ミーレはテーブルから身を乗り出し、何故夜道を歩いていたのか聞いた。ルルニアは数秒だけ思案し、俺の作り話に便乗した旅の事情を語ってみせた。
「実は私、遠方の町で暮らしていたんです。ある日父と母が事故に巻き込まれて亡くなってしまって、親戚に借金のカタとして売られそうになったんです」
「え、そうなの? じゃあ夜なのに外を歩いてたのは……」
「借金取りや奴隷商に追われているため、目立たない時間を選んでいました。そんな折りにこの人と出会い、一緒に暮らす契りを交わした次第です」
俺とミーレの間に恋愛感情が無いと分かってか、語り口が丁寧になっていた。ミーレは悲惨な身の上に心を痛め、悲しみの演技をするルルニアの手を取った。

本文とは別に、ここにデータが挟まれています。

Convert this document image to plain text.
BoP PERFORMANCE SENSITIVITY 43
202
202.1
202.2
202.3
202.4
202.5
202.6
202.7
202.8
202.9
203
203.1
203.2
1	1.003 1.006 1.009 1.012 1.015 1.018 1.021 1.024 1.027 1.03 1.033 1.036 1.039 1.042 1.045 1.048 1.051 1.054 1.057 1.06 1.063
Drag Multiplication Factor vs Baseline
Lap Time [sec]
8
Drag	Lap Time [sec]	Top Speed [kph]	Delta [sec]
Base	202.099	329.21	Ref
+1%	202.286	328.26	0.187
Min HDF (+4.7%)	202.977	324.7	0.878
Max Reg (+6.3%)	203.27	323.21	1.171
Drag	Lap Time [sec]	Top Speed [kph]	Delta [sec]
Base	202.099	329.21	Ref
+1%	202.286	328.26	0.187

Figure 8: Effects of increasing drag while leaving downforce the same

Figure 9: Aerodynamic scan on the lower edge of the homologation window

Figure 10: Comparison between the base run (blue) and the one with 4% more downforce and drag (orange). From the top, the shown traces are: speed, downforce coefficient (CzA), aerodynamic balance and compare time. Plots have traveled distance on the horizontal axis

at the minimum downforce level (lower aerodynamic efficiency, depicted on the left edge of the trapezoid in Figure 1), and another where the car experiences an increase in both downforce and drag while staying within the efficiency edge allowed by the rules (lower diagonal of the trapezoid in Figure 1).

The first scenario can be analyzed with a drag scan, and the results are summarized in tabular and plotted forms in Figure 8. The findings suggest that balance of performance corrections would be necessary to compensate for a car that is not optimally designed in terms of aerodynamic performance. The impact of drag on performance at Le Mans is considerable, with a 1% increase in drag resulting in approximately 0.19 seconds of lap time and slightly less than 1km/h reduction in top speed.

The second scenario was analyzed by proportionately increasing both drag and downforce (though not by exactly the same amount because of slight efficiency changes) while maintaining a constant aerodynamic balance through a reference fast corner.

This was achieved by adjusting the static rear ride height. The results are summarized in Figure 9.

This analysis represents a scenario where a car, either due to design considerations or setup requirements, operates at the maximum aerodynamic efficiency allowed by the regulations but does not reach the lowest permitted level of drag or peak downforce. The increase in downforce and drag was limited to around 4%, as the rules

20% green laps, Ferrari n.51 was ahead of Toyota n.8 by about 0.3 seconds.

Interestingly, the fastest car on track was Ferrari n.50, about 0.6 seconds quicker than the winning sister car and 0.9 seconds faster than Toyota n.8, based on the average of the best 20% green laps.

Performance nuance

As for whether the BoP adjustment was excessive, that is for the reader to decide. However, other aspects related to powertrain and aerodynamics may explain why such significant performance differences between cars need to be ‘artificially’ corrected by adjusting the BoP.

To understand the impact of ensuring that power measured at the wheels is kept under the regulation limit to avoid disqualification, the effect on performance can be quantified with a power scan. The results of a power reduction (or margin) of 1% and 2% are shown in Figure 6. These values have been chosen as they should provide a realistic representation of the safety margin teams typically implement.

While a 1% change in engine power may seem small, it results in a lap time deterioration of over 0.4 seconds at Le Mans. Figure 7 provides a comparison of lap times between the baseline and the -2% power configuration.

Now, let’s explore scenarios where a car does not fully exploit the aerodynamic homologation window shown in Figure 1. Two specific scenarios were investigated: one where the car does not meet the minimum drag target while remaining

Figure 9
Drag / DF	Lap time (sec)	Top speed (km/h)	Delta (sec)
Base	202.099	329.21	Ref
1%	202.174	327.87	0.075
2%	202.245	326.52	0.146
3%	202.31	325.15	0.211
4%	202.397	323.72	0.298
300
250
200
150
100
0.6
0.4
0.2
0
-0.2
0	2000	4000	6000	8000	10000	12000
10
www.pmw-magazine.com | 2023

「本当に災難だったわね。でもここにいれば大丈夫よ! グレにぃは抜けてるとこあるけど頼りになるし、私も村の人にルルニアさんのことを言いふらしたりしないから!」
十割嘘な話をミーレは鵜呑みにした。
「私のお父さんは村長なの。だから怪しい借金取りが現れたら、グレにぃが村に降りてきた時に伝えるわ。これなら少しは安心できるでしょ?」
「ありがとうございます」
「ルルニアさんはもう私たちの村の仲間よ。安心して暮らせるよう協力するわ。欲しい物があったら何でも言って、あたしが運んであげるから!」
ミーレはルルニアを同年代の女子として扱っていた。実際見た目の雰囲気はそれぐらいなため、この地域の成人年齢である十五歳と言っておいた。
「つかぬことをお聞きしますが、グレイゼルとミーレさんは……」
どんな関係か聞かれた。俺から妹みたいなものと言うと、ミーレから兄みたいなものと返事があった。俺たちの間にそれ以上もそれ以下もなかった。
「大病を患っていた時に助けて、それからずっと仲良くしているんだ。そのせいか村人にはいずれ結婚するはずって勘違いされててな」
「そそ、あたしとグレにぃが付き合うはず無いのにねー。そりゃ好きは好きだけどさ、友情と恋愛を一緒くたに考えないで欲しいわよ」
ねぇ、と言う声に同意の頷きをした。
「でも三十になる前に素敵な出会いがあって良かったじゃん」
「うるせ、女性だからって余裕こいてると婚期を逃すぞ」
「年頃の子があたししかいないのに? ないない」
「中継地に選ばれたらそれも分からないけどな」
俺とミーレは悪態をつき合い、おもむろに拳を打ち合わせた。ルルニアは終始奇妙なやり取りを見せられているような顔で目を瞬かせていた。
「……こんな男女の仲もあるんですね」
そうして俺たちは和気藹々とここ数日の話をした。